Our African partners in water ‘software’ have arrived

We welcome Dickens Kamugisha (AFIEGO), Sena Alouka (JVE Togo), Christian Hounkannou (JVE Benin), Ken Kinney (The Development Institute), Robert Kugonza (NAPE), Serah Munguti (Nature Kenya), Halinishi Yusuf (ELCI) and Abby Onencan (Nile Basin Discourse). They have all been working on participatory watermanagement in the countries they come from, and we've invited them to come to the Netherlands to see how they can join forces. 

Water stress

Water is scarce, globally one out of every six people have no adequate access to clean water.
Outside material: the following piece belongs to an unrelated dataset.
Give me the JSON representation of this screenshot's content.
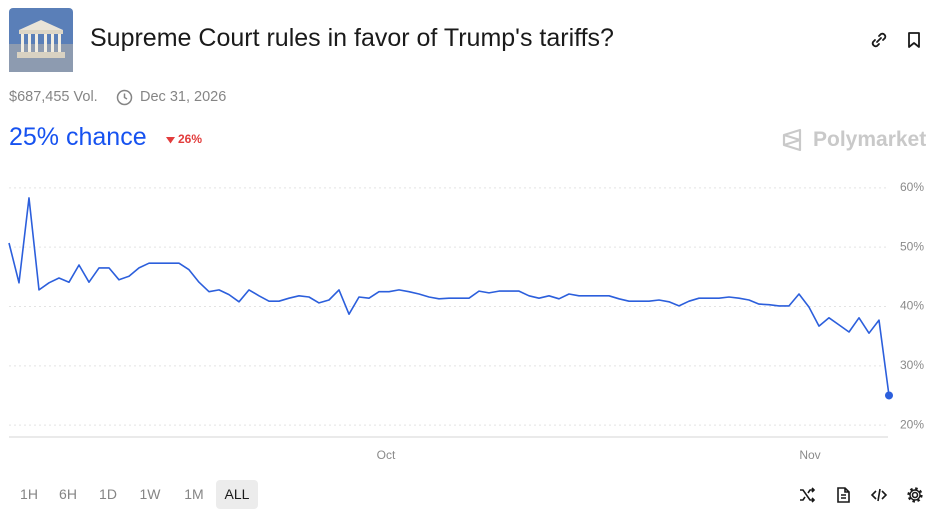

Water stress increases in Africa, driven by climate change and rising demand from economic development. The Netherlands is a top exporter of technical water engineering; we export dredging, dam- and port construction and make billions of profit.

 

The all important ‘software’

Together with our partners, Both ENDS exports beyond this engineering. After all, water stress cannot be solved by using the ‘hardware’ alone. The ‘software’ is just as important: how to share water in a fair way with all parties involved, how to arrange water management, and how to keep water clean accessible and available for everyone, now and in the future.

 

Lunch

On Wednesday the 5th of february we have lunch at the Ministery of Foreign Affairs in the Hague. Two of our partners will present their cases to a selected audience of more than fifty interested and influential guests. We have put the all the cases of our partners in a handout.

 

Africa on the IJssel
Thursday the 6th we go on a field trip to a Dutch water surplus area of the river IJssel near Zutphen, where the Dutch "polder" way of water management can be illustrated. The magic words in a good approach are participation, negotiation and compensation, which are crucial in dealing with the fair management of water and allocation of land use. Together we call this the 'Negotiated Approach’.